CA affiliate Veracode has announced the results of a study examining the relationships between application developers and security teams.
The study, conducted in conjunction with Enterprise Strategy Group (ESG), shows that despite the pervasive belief that security and development teams have conflicting priorities, initiatives such as creating DevOps environments and focusing on product innovation have the two teams aligned toward a common goal of creating secure software. In fact, according to the research, 58% of survey respondents stated their organisation is taking a collaborative approach to securing applications.
The research aims to determine security and development professionals’ views of application security and software development trends. Among respondents reporting their organisation currently uses application security solutions like static application security testing, 43% report their organisation does so because including application security in the development process is more efficient than reactively patching production systems.
Interestingly, 45% of respondents whose organisation has adopted formal DevOps principles and best practices indicate DevOps makes the software development team’s job easier, and only 8% feel adding application security into the development process would slow down a DevOps environment. This is contrary to the common perception that a focus on security will slow down software development.
“Software continues to be the major driver of innovation and economic growth. Eliminating perception that there is friction between security and development is a priority for IT professionals,” says Pete Chestna, director of developer engagement, Veracode. “The positive perception of how security and DevOps can align, as indicated by this research, shows that development teams can and should consider security an integral part of their process.”
This development could not come at a better time for businesses, as attacks leveraging software vulnerabilities are increasingly common and damaging. WannaCry is the most recent example, exploiting vulnerability in an older version of the Microsoft Windows operating system. While Microsoft had issued a patch for the vulnerability, thousands of organisations had not implemented the fix and became infected by WannaCry.
The research also indicates showed that nearly 70% of respondents plan to increase Application Security investments in the next 12 to 24 months. This increased investment further validates the growing importance of Application Security in the development process.

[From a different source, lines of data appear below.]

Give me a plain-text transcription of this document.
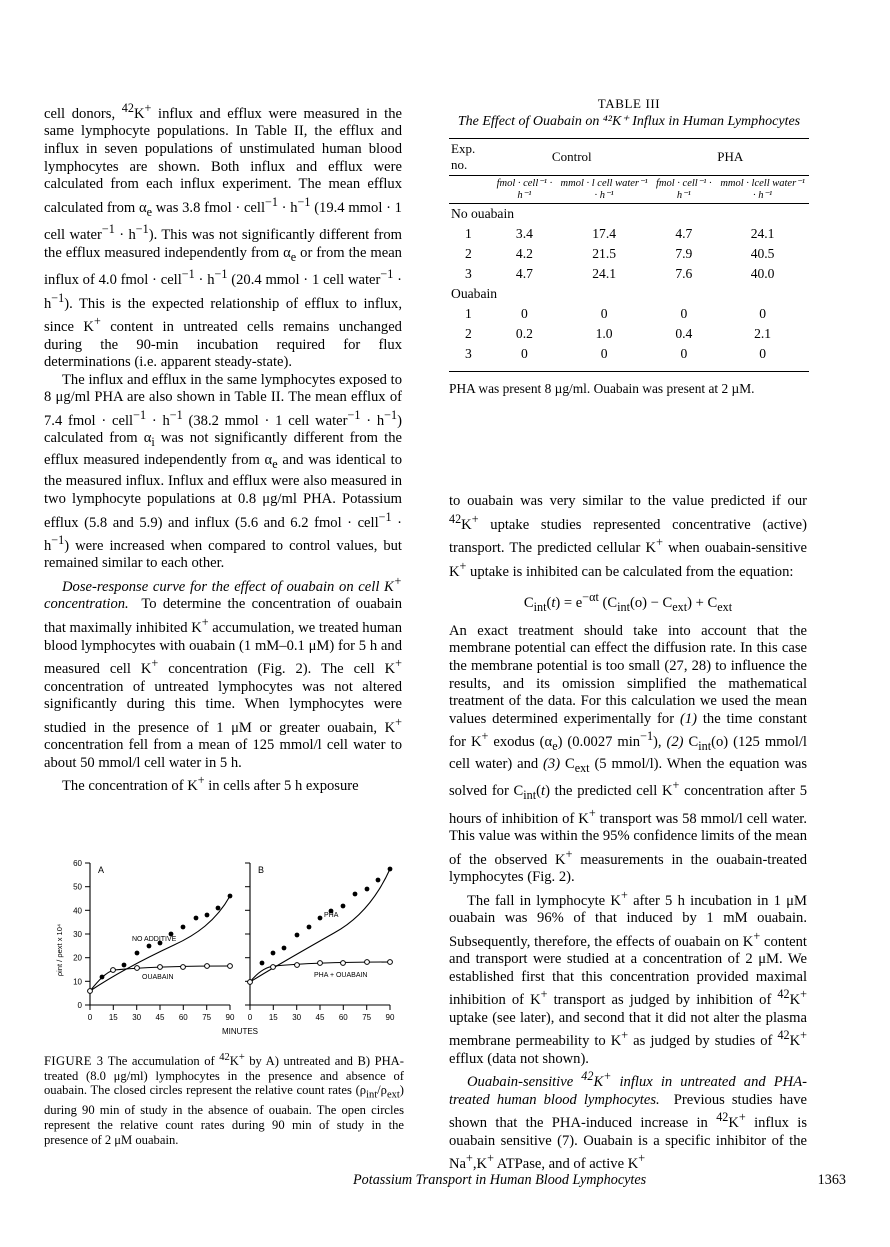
cell donors, $^{42}$K+ influx and efflux were measured in the same lymphocyte populations. In Table II, the efflux and influx in seven populations of unstimulated human blood lymphocytes are shown. Both influx and efflux were calculated from each influx experiment. The mean efflux calculated from $\alpha_e$ was 3.8 fmol · cell$^{-1}$ · $h^{-1}$ (19.4 mmol · 1 cell water$^{-1}$ · $h^{-1}$). This was not significantly different from the efflux measured independently from $\alpha_e$ or from the mean influx of 4.0 fmol · cell$^{-1}$ · $h^{-1}$ (20.4 mmol · 1 cell water$^{-1}$ · $h^{-1}$). This is the expected relationship of efflux to influx, since K+ content in untreated cells remains unchanged during the 90-min incubation required for flux determinations (i.e. apparent steady-state).

The influx and efflux in the same lymphocytes exposed to 8 μg/ml PHA are also shown in Table II. The mean efflux of 7.4 fmol · cell$^{-1}$ · $h^{-1}$ (38.2 mmol · 1 cell water$^{-1}$ · $h^{-1}$) calculated from $\alpha_i$ was not significantly different from the efflux measured independently from $\alpha_e$ and was identical to the measured influx. Influx and efflux were also measured in two lymphocyte populations at 0.8 μg/ml PHA. Potassium efflux (5.8 and 5.9) and influx (5.6 and 6.2 fmol · cell$^{-1}$ · $h^{-1}$) were increased when compared to control values, but remained similar to each other.

Dose-response curve for the effect of ouabain on cell K+ concentration.  To determine the concentration of ouabain that maximally inhibited K+ accumulation, we treated human blood lymphocytes with ouabain (1 mM–0.1 μM) for 5 h and measured cell K+ concentration (Fig. 2). The cell K+ concentration of untreated lymphocytes was not altered significantly during this time. When lymphocytes were studied in the presence of 1 μM or greater ouabain, K+ concentration fell from a mean of 125 mmol/l cell water to about 50 mmol/l cell water in 5 h.

The concentration of K+ in cells after 5 h exposure

TABLE III
The Effect of Ouabain on ⁴²K⁺ Influx in Human Lymphocytes
Exp. no.	Control		PHA	
	fmol · cell⁻¹ · h⁻¹	mmol · l cell water⁻¹ · h⁻¹	fmol · cell⁻¹ · h⁻¹	mmol · lcell water⁻¹ · h⁻¹
No ouabain				
1	3.4	17.4	4.7	24.1
2	4.2	21.5	7.9	40.5
3	4.7	24.1	7.6	40.0
Ouabain				
1	0	0	0	0
2	0.2	1.0	0.4	2.1
3	0	0	0	0

PHA was present 8 µg/ml. Ouabain was present at 2 µM.

to ouabain was very similar to the value predicted if our $^{42}$K+ uptake studies represented concentrative (active) transport. The predicted cellular K+ when ouabain-sensitive K+ uptake is inhibited can be calculated from the equation:

$C_{int}(t) = e^{-\alpha t}$ $(C_{int}(o) - C_{ext}) + C_{ext}$

An exact treatment should take into account that the membrane potential can effect the diffusion rate. In this case the membrane potential is too small (27, 28) to influence the results, and its omission simplified the mathematical treatment of the data. For this calculation we used the mean values determined experimentally for (1) the time constant for K+ exodus $(\alpha_e)$ (0.0027 $\min^{-1}$), (2) $C_{int}(o)$ (125 mmol/l cell water) and (3) $C_{ext}$ (5 mmol/l). When the equation was solved for $C_{int}(t)$ the predicted cell K+ concentration after 5 hours of inhibition of K+ transport was 58 mmol/l cell water. This value was within the 95% confidence limits of the mean of the observed K+ measurements in the ouabain-treated lymphocytes (Fig. 2).

The fall in lymphocyte K+ after 5 h incubation in 1 μM ouabain was 96% of that induced by 1 mM ouabain. Subsequently, therefore, the effects of ouabain on K+ content and transport were studied at a concentration of 2 μM. We established first that this concentration provided maximal inhibition of K+ transport as judged by inhibition of $^{42}$K+ uptake (see later), and second that it did not alter the plasma membrane permeability to K+ as judged by studies of $^{42}$K+ efflux (data not shown).

Ouabain-sensitive $^{42}$K+ influx in untreated and PHA-treated human blood lymphocytes.  Previous studies have shown that the PHA-induced increase in $^{42}$K+ influx is ouabain sensitive (7). Ouabain is a specific inhibitor of the Na+,K+ ATPase, and of active K+

0
10
20
30
40
50
60
0 15 30 45 60 75 90
ρint / ρext x 10⁴
A
NO ADDITIVE
OUABAIN
0 15 30 45 60 75 90
B
PHA
PHA + OUABAIN
MINUTES
FIGURE 3 The accumulation of $^{42}$K+ by A) untreated and B) PHA-treated (8.0 μg/ml) lymphocytes in the presence and absence of ouabain. The closed circles represent the relative count rates $(\rho_{int}/\rho_{ext})$ during 90 min of study in the absence of ouabain. The open circles represent the relative count rates during 90 min of study in the presence of 2 μM ouabain.
Potassium Transport in Human Blood Lymphocytes	1363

The research points to the need for application security to become an integrated part of the DevOps process – the combination increasingly known as DevSecOps – and that this need is both recognized and accepted. The data also highlights the technology requirements necessary to make DevSecOps a reality. Tool complexity and the inability to integrate application security into the DevOps workflow are major obstacles to organisations deploying these tools effectively. In fact, the ability to integrate static software testing and software lifecycle tools (42%) and the ability to integrate dynamic software testing and software lifecycle tools (34%) into the application development and DevOps processes was the most cited consideration when evaluating static and dynamic application security testing products and services respectively.
“Contemporary application development methodologies such as DevOps foster communication and collaboration between the application development, operations and security teams with the goal of identifying and fixing vulnerabilities as early as possible to increase efficiency and enhance security,” says Doug Cahill, senior analyst at ESG. “The increased adoption of DevOps combined with the eagerness to integrate and automate security testing throughout the entire software lifecycle indicates a shift towards DevSecOps, which means thinking of secure code as an element of creating quality code.”